ROFLMAO!!!!!  Those rock!!!  I can't stop giggling!


----------



## wonderland (May 4, 2009)

Lindy said:
			
		

> *Heartsong!!  Those look fantastic *- I absolutely love those face molds and have been lusting after them forever!  Congrats on a fabulous looking lotion bar!



err...i made them.    

i got the molds off ebay about a year or so ago.  not expensive at all.


----------



## Lindy (May 4, 2009)

Wonderland - okay my brain is definately still asleep - they rock!!!!!!!!!!!!!!!!!!  I am so sorry for my brain fart -


----------



## wonderland (May 4, 2009)

Lindy said:
			
		

> Wonderland - okay my brain is definately still asleep - they rock!!!!!!!!!!!!!!!!!!  I am so sorry for my brain fart -


----------



## NewSoapieFreak (May 4, 2009)

You inspired me!  I made one to sell and one to use.  I had all of the ingredients already and it was so simple!

I'd love to make some in other fragrances soon.


----------



## honor435 (May 5, 2009)

So cool, so i melt ingredients, then put in mold, how long do i cure, or are they ready to use?


----------



## NewSoapieFreak (May 5, 2009)

honor435 said:
			
		

> So cool, so i melt ingredients, then put in mold, how long do i cure, or are they ready to use?
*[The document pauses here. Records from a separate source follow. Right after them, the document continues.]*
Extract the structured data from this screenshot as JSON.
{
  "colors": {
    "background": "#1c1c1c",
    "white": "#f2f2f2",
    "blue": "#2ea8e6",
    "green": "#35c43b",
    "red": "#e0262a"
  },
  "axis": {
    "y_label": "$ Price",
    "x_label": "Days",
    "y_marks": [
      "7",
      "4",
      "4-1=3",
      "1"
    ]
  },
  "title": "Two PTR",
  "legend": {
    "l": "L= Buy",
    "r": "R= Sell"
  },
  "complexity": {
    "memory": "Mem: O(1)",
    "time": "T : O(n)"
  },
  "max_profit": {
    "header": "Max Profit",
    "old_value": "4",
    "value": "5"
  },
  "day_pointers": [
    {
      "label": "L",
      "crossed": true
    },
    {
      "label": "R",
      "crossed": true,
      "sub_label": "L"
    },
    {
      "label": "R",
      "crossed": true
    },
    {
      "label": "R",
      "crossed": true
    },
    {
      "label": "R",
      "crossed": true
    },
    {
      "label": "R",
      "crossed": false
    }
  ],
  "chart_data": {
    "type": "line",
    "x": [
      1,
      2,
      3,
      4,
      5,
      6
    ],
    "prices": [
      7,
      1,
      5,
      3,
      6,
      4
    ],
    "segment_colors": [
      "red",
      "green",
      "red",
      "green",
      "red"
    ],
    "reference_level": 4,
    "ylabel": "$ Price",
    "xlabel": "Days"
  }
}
I unmolded after about an hour and used a few hours later.  Oh, I did stick it in the fridge for a while.  Seems a lot of people store them in the fridge, especially in hot weather since shea has a pretty low melting point.


----------



## wonderland (May 5, 2009)

honor435 said:
			
		

> So cool, so i melt ingredients, then put in mold, how long do i cure, or are they ready to use?
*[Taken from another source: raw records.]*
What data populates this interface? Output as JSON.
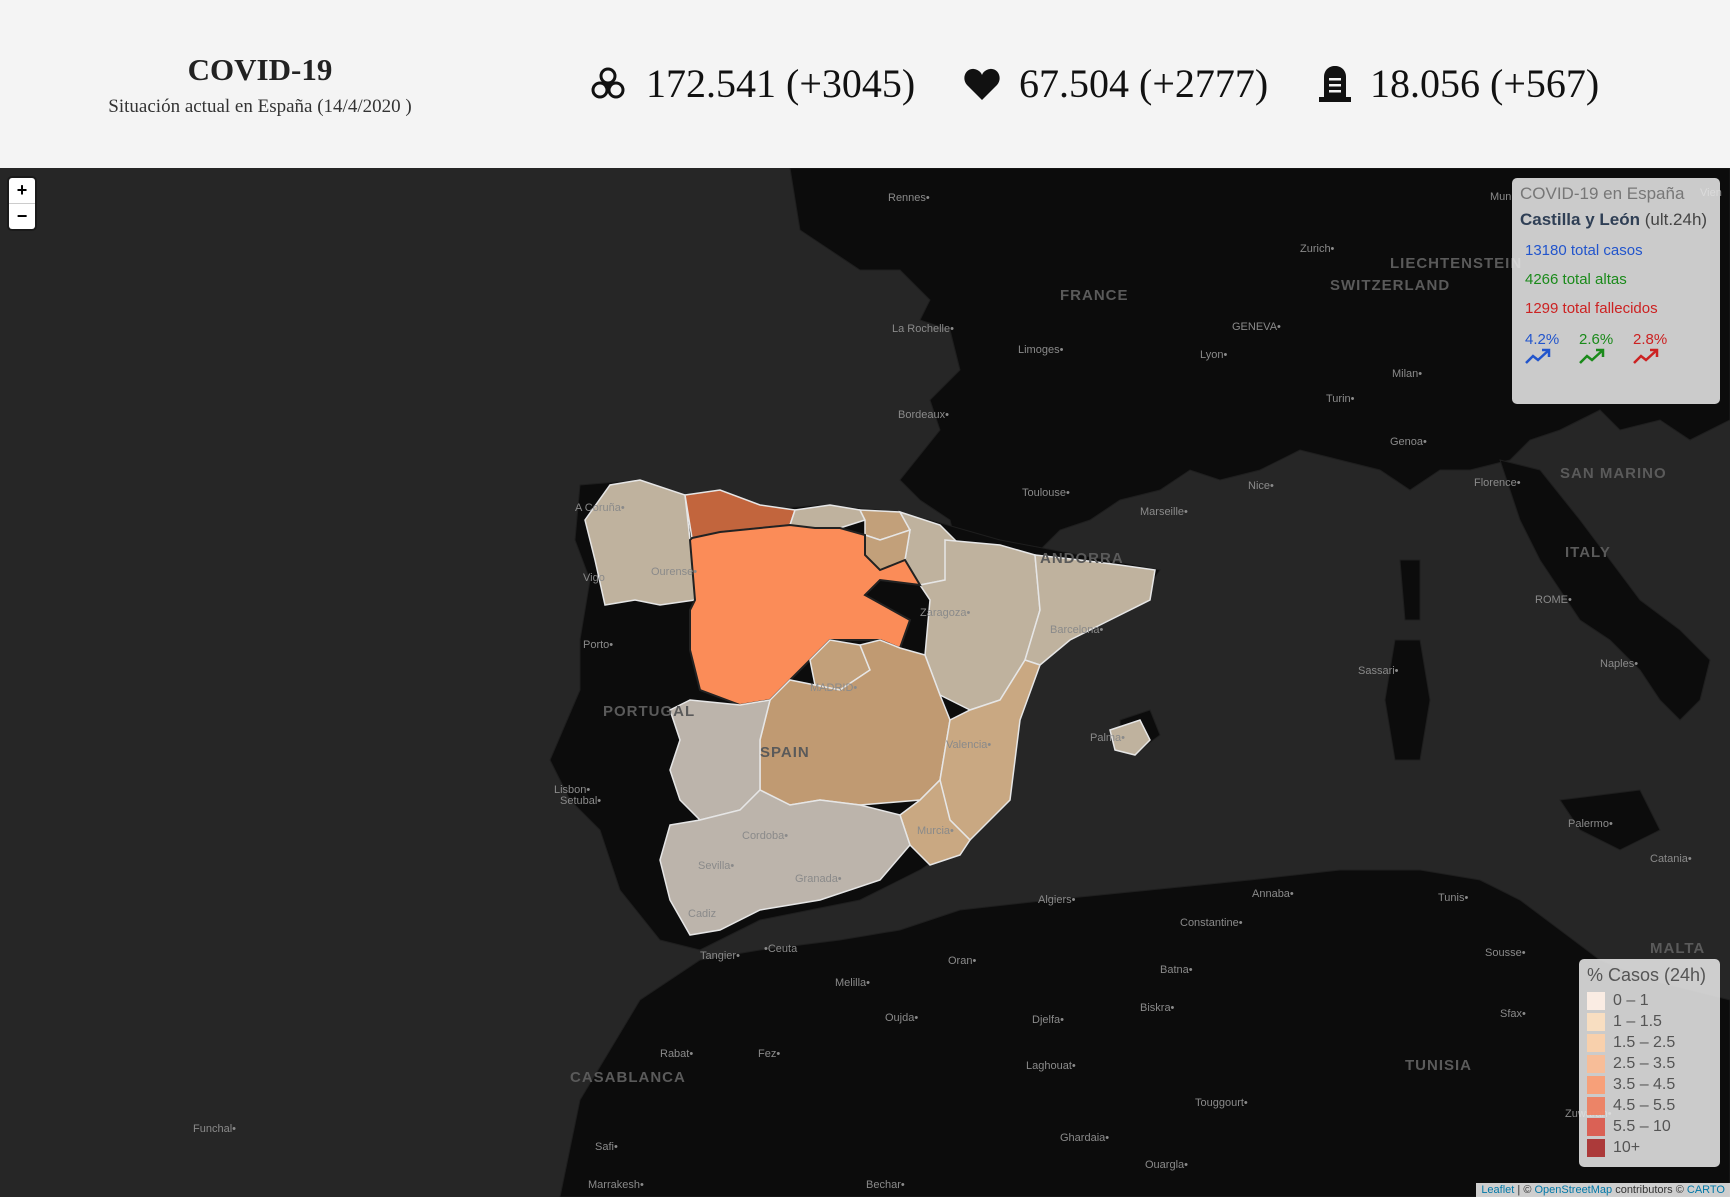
{
  "header": {
    "title": "COVID-19",
    "subtitle": "Situación actual en España (14/4/2020 )",
    "stats": [
      {
        "icon": "biohazard-icon",
        "value": "172.541 (+3045)"
      },
      {
        "icon": "heart-icon",
        "value": "67.504 (+2777)"
      },
      {
        "icon": "tombstone-icon",
        "value": "18.056 (+567)"
      }
    ]
  },
  "zoom": {
    "in": "+",
    "out": "−"
  },
  "info": {
    "heading": "COVID-19 en España",
    "region": "Castilla y León",
    "region_suffix": " (ult.24h)",
    "cases": "13180 total casos",
    "recovered": "4266 total altas",
    "deaths": "1299 total fallecidos",
    "trends": [
      {
        "value": "4.2%",
        "color": "#2255cc",
        "icon": "trending-up-icon"
      },
      {
        "value": "2.6%",
        "color": "#1a8a1a",
        "icon": "trending-up-icon"
      },
      {
        "value": "2.8%",
        "color": "#cc2222",
        "icon": "trending-up-icon"
      }
    ]
  },
  "legend": {
    "title": "% Casos (24h)",
    "items": [
      {
        "label": "0 – 1",
        "color": "#fff0e6"
      },
      {
        "label": "1 – 1.5",
        "color": "#fde0c0"
      },
      {
        "label": "1.5 – 2.5",
        "color": "#fdd0a8"
      },
      {
        "label": "2.5 – 3.5",
        "color": "#fcbb92"
      },
      {
        "label": "3.5 – 4.5",
        "color": "#fc9b70"
      },
      {
        "label": "4.5 – 5.5",
        "color": "#f07c5c"
      },
      {
        "label": "5.5 – 10",
        "color": "#dc5548"
      },
      {
        "label": "10+",
        "color": "#a82a2a"
      }
    ]
  },
  "map_labels": {
    "countries": [
      "FRANCE",
      "SWITZERLAND",
      "LIECHTENSTEIN",
      "ITALY",
      "SAN MARINO",
      "PORTUGAL",
      "SPAIN",
      "ANDORRA",
      "TUNISIA",
      "MALTA",
      "CASABLANCA"
    ],
    "cities": [
      "Rennes",
      "La Rochelle",
      "Limoges",
      "Bordeaux",
      "Toulouse",
      "Marseille",
      "Nice",
      "Lyon",
      "GENEVA",
      "Zurich",
      "Milan",
      "Turin",
      "Genoa",
      "Florence",
      "ROME",
      "Naples",
      "Sassari",
      "Palermo",
      "Catania",
      "Tunis",
      "Sousse",
      "Sfax",
      "Annaba",
      "Constantine",
      "Algiers",
      "Oran",
      "Batna",
      "Biskra",
      "Djelfa",
      "Laghouat",
      "Touggourt",
      "Ghardaia",
      "Ouargla",
      "Oujda",
      "Fez",
      "Rabat",
      "Melilla",
      "Ceuta",
      "Tangier",
      "Safi",
      "Marrakesh",
      "Bechar",
      "Funchal",
      "Zuwarah",
      "A Coruña",
      "Vigo",
      "Ourense",
      "Porto",
      "Lisbon",
      "Setubal",
      "Valencia",
      "Murcia",
      "Granada",
      "Cordoba",
      "Sevilla",
      "Cadiz",
      "Barcelona",
      "Zaragoza",
      "MADRID",
      "Palma",
      "Mun",
      "Vien"
    ]
  },
  "attribution": {
    "leaflet": "Leaflet",
    "sep": " | © ",
    "osm": "OpenStreetMap",
    "mid": " contributors © ",
    "carto": "CARTO"
  }
}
they're ready to use when they've hardened.



			
				NewSoapieFreak said:
			
		

> I unmolded after about an hour and used a few hours later.  Oh, I did stick it in the fridge for a while.  Seems a lot of people store them in the fridge, especially in hot weather since shea has a pretty low melting point.



i thought about putting them in the fridge but then decided not to.  i was worried they would "sweat" when i took them out to use.


----------



## honor435 (May 5, 2009)

imade some today! i did heart shapes and they do pop right out of molds! I scented some lemongrass and some ginger/white tea, the tea ones i did with cocoa butter, the kind smell like chocolate, oh well. It was fun and so easy. Thanks for the inspiration.


----------